After the windows were installed, however, she said she was notified that she would need the approval of the Old Town Warrenton Architectural Review Board, a group of local residents appointed by the Town Council, because her building is within a historic district that obliges property owners to live within strict guidelines. That board voted against her new windows and so did the Town Council, last week.
The problem with her new windows is that they have a vinyl, not wood, covering, and the cross-section that runs vertically through the center of the windows is on the inside, not the outside, Bowles said.
"For some reason, they want them on the outside," Bowles said. Phone calls to Cheryl Shepherd, chairman of the review board, were not returned.
Bowles said she would not discuss the dispute further, and she and Sherman both said they would wait to see how Green's meeting goes before deciding whether to join him. But Bowles said she thinks that local officials are imperiling their own efforts to revitalize downtown.
"The businesses that are here have to really struggle and ask permission to do anything," she said. "Things that need doing aren't getting done."
Many Main Street merchants point to the old Sweeney Building as one of the things that's not being done. The building, owned by Marshall developer Walter Story, is crumbling, shedding the occasional brick onto the sidewalk.
Story hoped to turn it into a Irish-style pub and took his plans before the Architectural Review Board. He would not comment on what happened, saying only, "The town could stand to cooperate more with local merchants." Other business owners said the board's scrutiny exasperated Story and caused him to abandon his plans.
Story said he has put his plans "on the back burner"--not because of any run-ins with local officials but because of economics. There isn't enough trade in Old Town to support his business, he said.
Dennis Bachetti, who recently opened an ice cream stand in Rankin's Furniture parking lot, near Broadview Avenue and Waterloo Street, said he was discouraged at first when Ocel told him erroneously during their first meeting that zoning ordinances prohibited the stand.
Ocel said in an interview that he made no misrepresentations and that Bachetti's permit application was inadequate.
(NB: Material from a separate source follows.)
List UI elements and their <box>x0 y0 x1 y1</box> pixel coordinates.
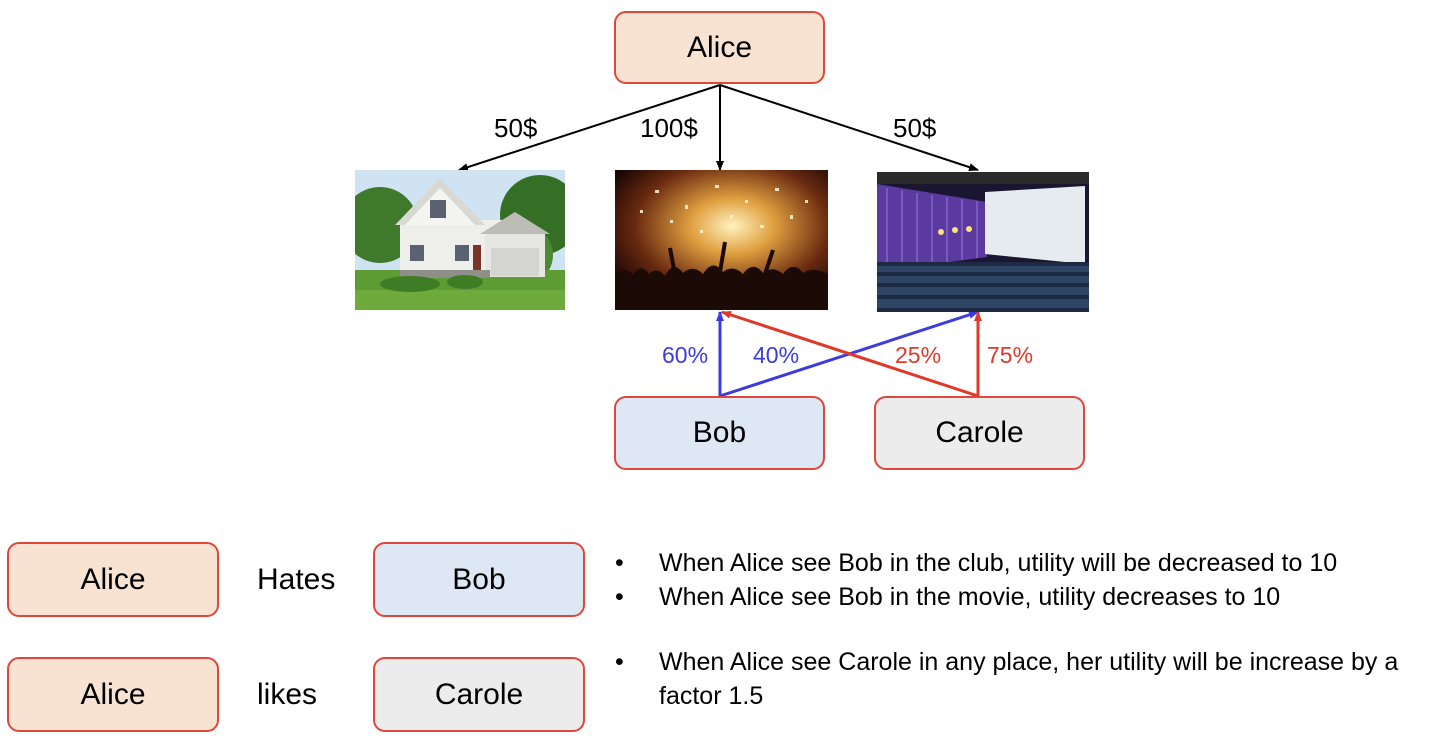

Eventually, Bachetti said, he studied the ordinances himself.
"I just kept coming back and coming back. I guess if you're relentless, then they're business-friendly here," he said from behind his stand, Carousel Frozen Treats.
Anzivino is philosophical about disgruntled business owners and the fingers being pointed at him.
"A lot of folks believe that we live in a small town, and it is their thought that things are much simpler than they might be in a big city," Anzivino said. "But . . . we have much of the same regulations here."
Vice Mayor John "Sparky" Lewis (Ward 5) said many business owners appear to be unfamiliar with the raft of regulations and ordinances that are commonplace in any jurisdiction. He said he is seeking a meeting with Green in an effort to cool the controversy.
"I think it's a communication problem," Lewis said. "For each person that you find that feels there's been a mistreatment . . . I can direct you to five that feel like their relationship with the town has been generally efficient and pleasant."